The aesthetics of generative models are slippery. The models can do almost anything, but how do we learn what they can do? By trying, but what gives us the energy to try? What I’ve seen is that aesthetic response is a powerful factor in how people relate to generative models. In the philosophical sense, aesthetics is about “taste”—but taste is not absolute. It’s cultural, it’s personal, it’s relative. It shifts with the light. And taste is something we can explore in much more precision than ever before through the nuanced permutations possible in generative models. When one set of terms is held constant and only the aesthetic terms are varied, we can get close to a complete gradient of possibilities and then ask ourselves: what do we like best?

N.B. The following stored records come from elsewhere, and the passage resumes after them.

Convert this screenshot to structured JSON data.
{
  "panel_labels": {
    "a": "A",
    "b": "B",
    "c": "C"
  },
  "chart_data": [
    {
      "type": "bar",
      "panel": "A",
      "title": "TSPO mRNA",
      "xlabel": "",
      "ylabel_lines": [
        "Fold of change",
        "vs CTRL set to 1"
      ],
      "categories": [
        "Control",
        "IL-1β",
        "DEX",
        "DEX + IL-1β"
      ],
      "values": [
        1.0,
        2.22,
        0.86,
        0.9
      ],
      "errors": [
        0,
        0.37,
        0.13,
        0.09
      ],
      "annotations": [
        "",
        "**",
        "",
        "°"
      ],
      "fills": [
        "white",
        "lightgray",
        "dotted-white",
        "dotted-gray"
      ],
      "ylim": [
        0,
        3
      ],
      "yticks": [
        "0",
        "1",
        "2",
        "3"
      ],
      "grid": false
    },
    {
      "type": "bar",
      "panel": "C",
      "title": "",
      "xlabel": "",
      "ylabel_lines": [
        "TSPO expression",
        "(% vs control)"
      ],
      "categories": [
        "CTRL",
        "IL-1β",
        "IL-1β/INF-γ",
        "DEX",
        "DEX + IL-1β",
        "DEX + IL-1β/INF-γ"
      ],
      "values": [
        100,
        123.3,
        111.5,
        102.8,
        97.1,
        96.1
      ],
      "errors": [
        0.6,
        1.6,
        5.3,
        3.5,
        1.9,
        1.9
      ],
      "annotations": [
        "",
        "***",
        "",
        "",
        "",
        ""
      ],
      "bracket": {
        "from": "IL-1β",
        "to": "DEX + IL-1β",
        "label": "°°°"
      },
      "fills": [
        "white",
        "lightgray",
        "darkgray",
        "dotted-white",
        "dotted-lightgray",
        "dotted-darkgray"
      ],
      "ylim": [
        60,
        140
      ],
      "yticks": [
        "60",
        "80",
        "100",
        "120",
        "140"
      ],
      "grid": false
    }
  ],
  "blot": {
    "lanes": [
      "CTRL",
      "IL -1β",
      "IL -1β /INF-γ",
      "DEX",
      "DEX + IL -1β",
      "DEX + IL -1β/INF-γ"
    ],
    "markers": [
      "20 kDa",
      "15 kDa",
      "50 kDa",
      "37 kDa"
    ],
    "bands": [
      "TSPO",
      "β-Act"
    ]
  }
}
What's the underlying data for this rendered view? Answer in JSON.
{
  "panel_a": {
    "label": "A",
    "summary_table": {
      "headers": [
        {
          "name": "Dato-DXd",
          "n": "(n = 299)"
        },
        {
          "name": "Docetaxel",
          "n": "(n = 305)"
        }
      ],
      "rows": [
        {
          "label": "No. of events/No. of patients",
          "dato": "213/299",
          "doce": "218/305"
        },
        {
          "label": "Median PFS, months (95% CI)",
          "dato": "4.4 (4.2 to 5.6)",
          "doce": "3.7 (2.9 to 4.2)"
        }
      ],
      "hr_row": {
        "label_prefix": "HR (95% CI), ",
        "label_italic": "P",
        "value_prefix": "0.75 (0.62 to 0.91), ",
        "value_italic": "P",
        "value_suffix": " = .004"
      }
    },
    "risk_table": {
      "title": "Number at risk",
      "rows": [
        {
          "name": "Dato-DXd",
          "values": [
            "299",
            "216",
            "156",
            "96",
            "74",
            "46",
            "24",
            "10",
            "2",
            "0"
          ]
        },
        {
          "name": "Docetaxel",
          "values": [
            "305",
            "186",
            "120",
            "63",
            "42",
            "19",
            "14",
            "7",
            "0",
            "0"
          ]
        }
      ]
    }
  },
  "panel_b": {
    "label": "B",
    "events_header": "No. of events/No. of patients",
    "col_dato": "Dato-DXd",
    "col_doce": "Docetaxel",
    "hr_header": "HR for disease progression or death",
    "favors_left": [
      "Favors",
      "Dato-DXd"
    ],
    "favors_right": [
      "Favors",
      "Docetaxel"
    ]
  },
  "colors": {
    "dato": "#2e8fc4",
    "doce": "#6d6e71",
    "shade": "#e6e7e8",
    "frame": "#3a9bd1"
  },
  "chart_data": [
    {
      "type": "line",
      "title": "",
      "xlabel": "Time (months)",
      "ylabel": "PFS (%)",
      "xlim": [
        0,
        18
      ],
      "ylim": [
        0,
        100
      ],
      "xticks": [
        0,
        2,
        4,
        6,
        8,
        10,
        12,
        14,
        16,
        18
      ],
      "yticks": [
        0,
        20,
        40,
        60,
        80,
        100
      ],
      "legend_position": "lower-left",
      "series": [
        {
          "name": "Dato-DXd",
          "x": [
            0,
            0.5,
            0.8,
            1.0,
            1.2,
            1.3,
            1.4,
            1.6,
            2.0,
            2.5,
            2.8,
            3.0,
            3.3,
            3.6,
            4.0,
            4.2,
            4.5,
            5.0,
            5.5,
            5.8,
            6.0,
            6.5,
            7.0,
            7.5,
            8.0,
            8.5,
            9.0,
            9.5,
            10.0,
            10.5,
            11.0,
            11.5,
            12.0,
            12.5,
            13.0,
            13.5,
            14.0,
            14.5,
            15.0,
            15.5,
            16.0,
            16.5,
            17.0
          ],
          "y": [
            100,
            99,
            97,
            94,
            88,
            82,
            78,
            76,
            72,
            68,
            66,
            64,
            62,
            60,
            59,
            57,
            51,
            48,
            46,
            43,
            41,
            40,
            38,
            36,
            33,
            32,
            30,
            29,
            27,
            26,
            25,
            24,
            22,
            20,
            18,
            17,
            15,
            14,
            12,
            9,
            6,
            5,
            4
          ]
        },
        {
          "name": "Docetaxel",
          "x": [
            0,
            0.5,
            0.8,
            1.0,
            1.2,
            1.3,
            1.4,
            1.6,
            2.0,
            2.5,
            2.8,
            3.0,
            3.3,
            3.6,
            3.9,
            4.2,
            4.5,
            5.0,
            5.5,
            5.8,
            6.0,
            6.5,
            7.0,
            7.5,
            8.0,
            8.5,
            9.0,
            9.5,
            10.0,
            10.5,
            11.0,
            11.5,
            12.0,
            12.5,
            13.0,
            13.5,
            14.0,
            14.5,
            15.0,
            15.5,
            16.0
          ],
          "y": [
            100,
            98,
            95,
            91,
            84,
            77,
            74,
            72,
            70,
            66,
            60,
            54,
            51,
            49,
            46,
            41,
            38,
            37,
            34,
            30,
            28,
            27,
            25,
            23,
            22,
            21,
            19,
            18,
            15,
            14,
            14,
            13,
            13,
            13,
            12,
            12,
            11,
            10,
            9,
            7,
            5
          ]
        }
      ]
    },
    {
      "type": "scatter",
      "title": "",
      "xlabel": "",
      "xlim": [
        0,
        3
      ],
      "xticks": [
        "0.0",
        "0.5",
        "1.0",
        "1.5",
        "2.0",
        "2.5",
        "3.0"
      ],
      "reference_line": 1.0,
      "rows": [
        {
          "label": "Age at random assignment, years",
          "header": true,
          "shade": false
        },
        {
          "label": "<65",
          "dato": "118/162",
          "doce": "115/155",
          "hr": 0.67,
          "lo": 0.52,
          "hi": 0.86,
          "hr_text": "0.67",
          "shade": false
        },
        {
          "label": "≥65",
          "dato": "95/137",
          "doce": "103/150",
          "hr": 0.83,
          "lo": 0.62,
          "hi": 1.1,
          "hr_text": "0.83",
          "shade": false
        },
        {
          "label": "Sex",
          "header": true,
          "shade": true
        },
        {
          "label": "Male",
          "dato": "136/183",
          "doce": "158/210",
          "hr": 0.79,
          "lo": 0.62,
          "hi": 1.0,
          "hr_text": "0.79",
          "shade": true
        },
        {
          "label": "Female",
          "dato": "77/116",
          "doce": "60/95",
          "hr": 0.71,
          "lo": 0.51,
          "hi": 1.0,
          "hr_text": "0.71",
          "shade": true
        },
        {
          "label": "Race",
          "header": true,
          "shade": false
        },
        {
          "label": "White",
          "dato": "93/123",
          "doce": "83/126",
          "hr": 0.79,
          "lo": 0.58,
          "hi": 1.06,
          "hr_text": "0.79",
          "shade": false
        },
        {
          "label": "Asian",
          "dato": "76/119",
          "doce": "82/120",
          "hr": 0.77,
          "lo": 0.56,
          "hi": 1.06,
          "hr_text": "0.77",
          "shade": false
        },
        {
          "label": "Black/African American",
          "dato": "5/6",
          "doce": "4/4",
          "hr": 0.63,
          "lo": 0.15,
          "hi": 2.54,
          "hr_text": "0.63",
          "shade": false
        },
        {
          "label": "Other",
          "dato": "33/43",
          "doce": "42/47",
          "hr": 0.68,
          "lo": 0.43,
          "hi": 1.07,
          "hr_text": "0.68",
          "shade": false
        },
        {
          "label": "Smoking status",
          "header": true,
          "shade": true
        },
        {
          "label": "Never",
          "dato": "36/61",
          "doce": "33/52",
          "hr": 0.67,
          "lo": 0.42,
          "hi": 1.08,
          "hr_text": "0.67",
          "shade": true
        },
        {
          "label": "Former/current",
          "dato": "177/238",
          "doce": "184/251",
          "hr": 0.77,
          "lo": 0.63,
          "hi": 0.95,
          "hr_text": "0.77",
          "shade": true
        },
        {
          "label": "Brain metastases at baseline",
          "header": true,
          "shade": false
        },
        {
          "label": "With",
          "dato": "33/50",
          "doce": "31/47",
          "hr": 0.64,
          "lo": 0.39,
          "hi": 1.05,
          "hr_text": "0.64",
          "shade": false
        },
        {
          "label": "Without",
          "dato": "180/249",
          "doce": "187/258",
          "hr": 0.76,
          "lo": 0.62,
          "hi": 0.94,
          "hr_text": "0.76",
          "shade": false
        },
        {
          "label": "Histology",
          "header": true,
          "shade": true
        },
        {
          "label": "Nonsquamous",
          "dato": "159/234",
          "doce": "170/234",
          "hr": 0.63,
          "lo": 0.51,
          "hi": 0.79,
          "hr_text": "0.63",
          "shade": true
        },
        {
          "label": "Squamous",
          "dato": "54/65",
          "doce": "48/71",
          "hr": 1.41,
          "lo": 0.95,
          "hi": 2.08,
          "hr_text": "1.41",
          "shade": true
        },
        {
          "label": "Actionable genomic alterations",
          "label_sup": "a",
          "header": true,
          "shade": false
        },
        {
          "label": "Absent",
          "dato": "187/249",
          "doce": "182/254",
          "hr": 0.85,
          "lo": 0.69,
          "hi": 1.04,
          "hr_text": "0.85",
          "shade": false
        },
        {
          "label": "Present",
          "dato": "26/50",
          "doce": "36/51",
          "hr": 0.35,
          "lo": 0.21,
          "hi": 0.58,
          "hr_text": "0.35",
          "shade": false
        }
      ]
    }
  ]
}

Generative models are capable of creating synthetic data for defining taste.
And yet…what do we like best? Infinite conjoint analysis is not at the core of aesthetic response. The Wikipedia article on aesthetics notes that the philosopher Daniel Dutton “identified six universal signatures in human aesthetics” (which other philosophers of course contest and complicate), one of which is “special focus”: “Art is set aside from ordinary life and made a dramatic focus of experience.” We can feel in ourselves an aesthetic response to individual outputs of generative models and use that to light the way, but the most novel and dramatic experience available right now is immersing in engaging with the models themselves.
For those who have taken the plunge into the world of generative models, the awe-inspiring overwhelm of immersion is a common response. From Robin Sloan again, on using Jukebox from OpenAI: “Using Jukebox feels like exploring the flooded ruins of a once-great city: exactly that slow, exactly that treacherous, exactly that enticing.” And from David Holz, the founder of Midjourney:
Right now, it feels like the invention of an engine: like, you’re making like a bunch of images every minute, and you’re churning along a road of imagination, and it feels good. But if you take one more step into the future, where instead of making four images at a time, you’re making 1,000 or 10,000, it’s different. And one day, I did that: I made 40,000 pictures in a few minutes, and all of a sudden, I had this huge breadth of nature in front of me — all these different creatures and environments — and it took me four hours just to get through it all, and in that process, I felt like I was drowning. I felt like I was a tiny child, looking into the deep end of a pool, like, knowing I couldn’t swim and having this sense of the depth of the water. And all of sudden, [Midjourney] didn’t feel like an engine but like a torrent of water. And it took me a few weeks to process, and I thought about it and thought about it, and I realized that — you know what? — this is actually water.
Water and light are two elements that flood our every day. It seems likely that soon, AI-generated imagery will flood our every day, too. But before that happens, it’s possible to step into the flood on purpose—to feel it out, to experience its totality. What is “good,” what is “bad,” what is “better”? We are feeling our way through.